Roles, voice types, premier cast
| Role | Voice type | Premiere cast, 17 September 2022, Odesa Conductor: Viacheslav Chernukha-Volych |
|---|---|---|
| Kateryna | soprano | Yulia Tereshchuk |
| Ivan | tenor | Oleksander Prokopovych |
| Father | bass | Dmytro Pavliuk [uk] |
| Mother | mezzo-soprano | Tetiana Spaska |
| Lyre player | tenor | Vladyslav Gorai |
| The Witch | soprano | Alina Vorokh |
| Shinkarka | mezzo-soprano | Anastasiya Martyniuk |
| The Devil | baritone | Vasyl Dobrovolskiy |
| The Gypsy | baritone | Vasyl Dobrovolskiy |
| Three Vesnianka girls |  | Natalia Kadantseva, Iryna Kamenetska, Tetyana Mulyar |
| Woman at the market |  | Margarita Krasovskaya |
| Man at the market |  | Vitaliy Galko |
| Death | (dancer) | Roman Lobkin |
| The Angel | (violinist) | Kateryna Goldshtein |

== Plot ==
A fundamental idea of the poem and the opera is the change passing of years as represented by folkloric rites. The chorus has great significance in the opera's audience.
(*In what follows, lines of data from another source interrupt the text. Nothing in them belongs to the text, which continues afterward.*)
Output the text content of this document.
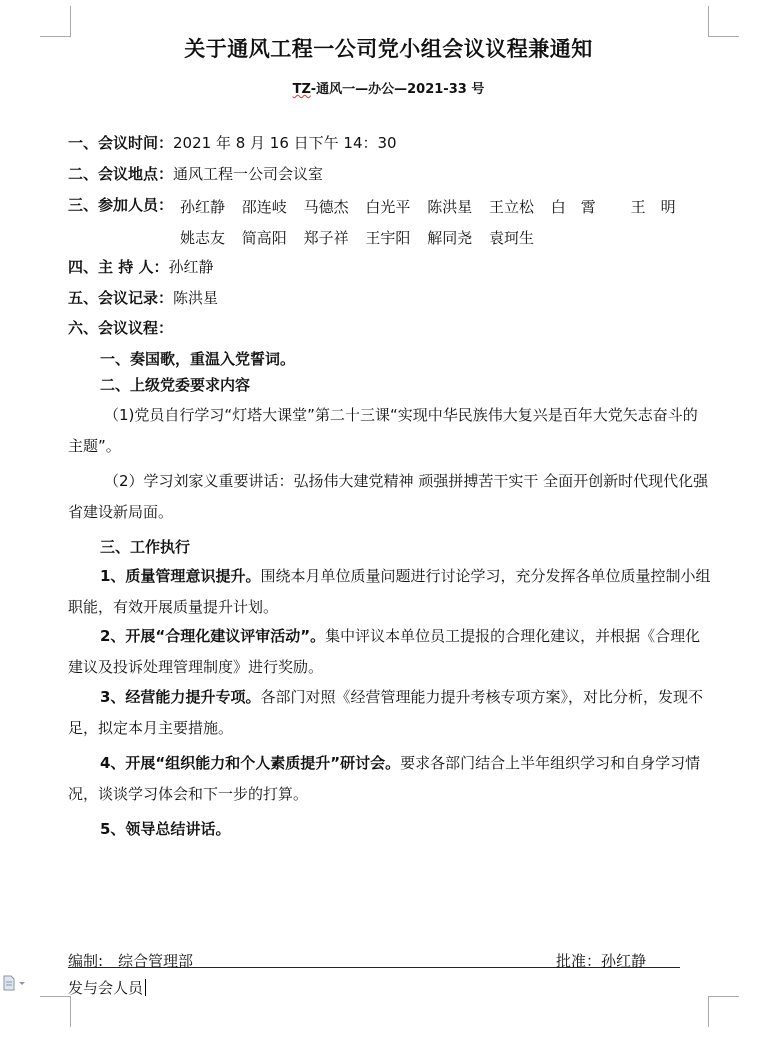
关于通风工程一公司党小组会议议程兼通知
TZ-通风一—办公—2021-33 号
一、会议时间：2021 年 8 月 16 日下午 14：30
二、会议地点：通风工程一公司会议室
三、参加人员： 孙红静 邵连岐 马德杰 白光平 陈洪星 王立松 白　霄 王　明
姚志友 简高阳 郑子祥 王宇阳 解同尧 袁珂生
四、主 持 人：孙红静
五、会议记录：陈洪星
六、会议议程：
一、奏国歌，重温入党誓词。
二、上级党委要求内容
（1)党员自行学习“灯塔大课堂”第二十三课“实现中华民族伟大复兴是百年大党矢志奋斗的主题”。
（2）学习刘家义重要讲话：弘扬伟大建党精神 顽强拼搏苦干实干 全面开创新时代现代化强省建设新局面。
三、工作执行
1、质量管理意识提升。围绕本月单位质量问题进行讨论学习，充分发挥各单位质量控制小组职能，有效开展质量提升计划。
2、开展“合理化建议评审活动”。集中评议本单位员工提报的合理化建议，并根据《合理化建议及投诉处理管理制度》进行奖励。
3、经营能力提升专项。各部门对照《经营管理能力提升考核专项方案》，对比分析，发现不足，拟定本月主要措施。
4、开展“组织能力和个人素质提升”研讨会。要求各部门结合上半年组织学习和自身学习情况，谈谈学习体会和下一步的打算。
5、领导总结讲话。
编制:　综合管理部	批准：孙红静
发与会人员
The actual plot is told by the seventeen figures of the traditional Eastern European Vertep Christmas play – Death, Devil, Witch, Wizard, Gypsy, Schynkarka, Angel, Grinch, God, Giant, Genie, Tattletale, Prince, King, Princess, Queen and Lyre Player.

== Recordings ==

- October 2022 – Viacheslav Chernukha-Volych (conductor), Oksana Taranenko (director), Dmytro Tsyperdiuk (scenic concept), Ihor Anisenko (set and costume design), Oleksii Skliarenko (choreography), Maksym Diedov (lighting), chorus, ballet and orchestra of the Odesa Opera, children's choir "Pearls of Odesa". Cast: Yuliia Tereshchuk (Kateryna), Oleksandr Prokopovych (Ivan), Dmytro Pavliuk (Father), Olena Starodubtseva (Mother), Vladyslav Gorai (Lyre Player), Alina Tkachuk (Witch), Kateryna Tsymbaliuk (Schynkarka), Denys Daniil Bohatshov (Devil), Yurii Dudar (Gypsy), Yuliia Subotina, Yuliia Tymakova, and Iryna Kamenetska (Vesnianka Girls), Marharyta Krasovskaya (Woman in the Market), Vitalii Halko (Man in the Market), Kristian Nikulytsia (Death), Kateryna Koriahina (Angel).